Hat Daimler im großen Stil betrogen?
Mobilität Auch der Stuttgarter Konzern soll bei den Abgaswerten geschummelt haben. Der Verdacht ist nicht neu. Die Dimension schon. Eine Million Autos soll betroffen sein
Stuttgart Ungewöhnlich schnell hat Bundesverkehrsminister Alexander Dobrindt (CSU) diesmal reagiert. Bereits einen Tag nach dem Bekanntwerden der staatsanwaltschaftlichen Ermittlungen gegen Daimler wegen der zu hohen Abgaswerte bei Dieselmotoren hat der CSU-Politiker Vertreter des Autokonzerns einbestellt. „Wir werden sehen, was da rauskommt“, sagte Dobrindt gestern zur eilig einberufenen Sondersitzung der Untersuchungskommission, die den Dieselskandal aufarbeiten soll.
Daimler soll fast ein Jahrzehnt lang Fahrzeuge mit einem unzulässig hohen Schadstoffausstoß verkauft haben. Insgesamt könnten bis zu eine Million Fahrzeuge mit Dieselmotoren betroffen sein, die zwischen 2008 und 2016 für Europa und die USA produziert wurden. Verschiedene Medien hatten berichtet, die Stuttgarter Staatsanwaltschaft habe in der Begründung ihres Durchsuchungsbeschlusses für eine groß angelegte Razzia im Mai diesen Verdacht erhoben. Zwei Motorreihen enthielten demnach unzulässige Abschaltvorrichtungen, mit der die Abgasreinigung bei den offiziellen Messungen auf dem Prüfstand einund im Straßenverkehr ausgeschaltet werde. Die umstrittene Vorrichtung sei dem Kraftfahrt-Bundesamt bei der Typgenehmigung nicht offengelegt worden.
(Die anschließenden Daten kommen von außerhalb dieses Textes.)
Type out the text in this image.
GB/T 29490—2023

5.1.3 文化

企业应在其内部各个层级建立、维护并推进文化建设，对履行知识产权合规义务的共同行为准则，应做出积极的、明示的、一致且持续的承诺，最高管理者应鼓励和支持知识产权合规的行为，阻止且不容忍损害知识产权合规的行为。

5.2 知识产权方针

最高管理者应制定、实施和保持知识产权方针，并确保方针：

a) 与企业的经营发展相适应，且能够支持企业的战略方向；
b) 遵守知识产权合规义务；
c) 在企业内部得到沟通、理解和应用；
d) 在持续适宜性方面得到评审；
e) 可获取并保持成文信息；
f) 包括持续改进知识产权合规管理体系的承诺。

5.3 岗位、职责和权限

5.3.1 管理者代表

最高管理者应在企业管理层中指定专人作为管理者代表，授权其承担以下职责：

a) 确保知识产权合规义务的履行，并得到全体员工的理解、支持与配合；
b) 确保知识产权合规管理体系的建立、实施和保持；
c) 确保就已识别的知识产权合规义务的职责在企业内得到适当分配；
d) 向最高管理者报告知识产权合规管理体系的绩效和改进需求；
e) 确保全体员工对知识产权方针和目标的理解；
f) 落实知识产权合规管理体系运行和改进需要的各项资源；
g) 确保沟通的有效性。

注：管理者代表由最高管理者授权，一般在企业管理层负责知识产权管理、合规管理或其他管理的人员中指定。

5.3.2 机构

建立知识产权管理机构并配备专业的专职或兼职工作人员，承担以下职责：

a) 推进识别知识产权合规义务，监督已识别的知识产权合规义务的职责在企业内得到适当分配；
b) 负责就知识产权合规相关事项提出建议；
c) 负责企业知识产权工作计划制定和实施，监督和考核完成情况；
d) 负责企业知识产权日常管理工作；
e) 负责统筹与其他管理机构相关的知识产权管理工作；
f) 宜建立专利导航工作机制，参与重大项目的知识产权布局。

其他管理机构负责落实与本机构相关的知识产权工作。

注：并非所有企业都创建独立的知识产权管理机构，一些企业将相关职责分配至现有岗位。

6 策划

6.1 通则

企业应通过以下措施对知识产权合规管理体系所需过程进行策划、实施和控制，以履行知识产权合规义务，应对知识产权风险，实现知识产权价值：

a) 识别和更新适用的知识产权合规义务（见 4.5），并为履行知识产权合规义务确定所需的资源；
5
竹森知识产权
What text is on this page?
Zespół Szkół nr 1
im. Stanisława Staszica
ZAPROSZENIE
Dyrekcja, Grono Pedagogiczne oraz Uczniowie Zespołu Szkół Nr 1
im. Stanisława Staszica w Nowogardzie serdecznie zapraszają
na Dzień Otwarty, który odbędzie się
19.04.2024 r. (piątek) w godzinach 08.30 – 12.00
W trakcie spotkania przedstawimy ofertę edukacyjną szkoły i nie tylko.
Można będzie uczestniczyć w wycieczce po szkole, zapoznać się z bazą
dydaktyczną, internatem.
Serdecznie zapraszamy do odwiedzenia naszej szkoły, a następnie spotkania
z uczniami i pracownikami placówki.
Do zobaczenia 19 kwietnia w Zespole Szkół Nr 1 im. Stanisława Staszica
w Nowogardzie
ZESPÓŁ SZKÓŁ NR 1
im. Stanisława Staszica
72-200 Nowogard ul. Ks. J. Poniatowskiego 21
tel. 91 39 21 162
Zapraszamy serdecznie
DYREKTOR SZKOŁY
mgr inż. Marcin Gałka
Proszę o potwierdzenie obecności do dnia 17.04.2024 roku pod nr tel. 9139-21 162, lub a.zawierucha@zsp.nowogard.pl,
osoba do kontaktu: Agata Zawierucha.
Als im Herbst 2015 bei Volkswagen der Dieselskandal seinen Anfang nahm, hatte Daimler-Chef Dieter Zetsche klar Position bezogen: „Bei uns wird nicht betrogen, bei uns wurden keine Abgaswerte manipuliert.“Später hatte er mit dem Hinweis auf „große Spielräume in der Gesetzgebung“seine Aussage allerdings relativiert. Zumindest die Stuttgarter Ermittler gehen davon aus, dass nicht nur getrickst, sondern manipuliert wurde. Die Vorgaben der EU gelten tatsächlich als schwammig. Zum konkreten Vorwurf schweigen sich jetzt alle Beteiligten aus. Das laufende Verfahren kommentiere man nicht, hieß es bei Daimler. Das Unternehmen kooperiere vollumfänglich mit den Behörden. Die Staatsanwaltschaft bestätigte lediglich, die Ermittlungen würden sich gegen zwei namentlich bekannte Beschuldigte und Unbekannte richten.
Die betroffenen Motorenreihen mit den internen Kennnummern OM 642 und OM 651 sind in vielen Modellen verbaut. Die Vier- und Sechszylinder treiben Autos der Cund der E-Klasse an, die in besonders großen Stückzahlen verkauft werden. Dass Daimler nachträglich die Typgenehmigung entzogen wird, gilt als unwahrscheinlich. Eher droht den Besitzern ein Werkstattbesuch zur Überarbeitung der Motorsteuerung. Bisher hat der Konzern mit Sitz in Stuttgart auf Druck von Dobrindt schon 247000 Fahrzeuge nachgebessert, weil die durch übermäßige Schadstoffwerte aufgefallen waren. Die Deutsche Umwelthilfe (DUH) fordert ein konsequentes Vorgehen und drohte mit einer Klage.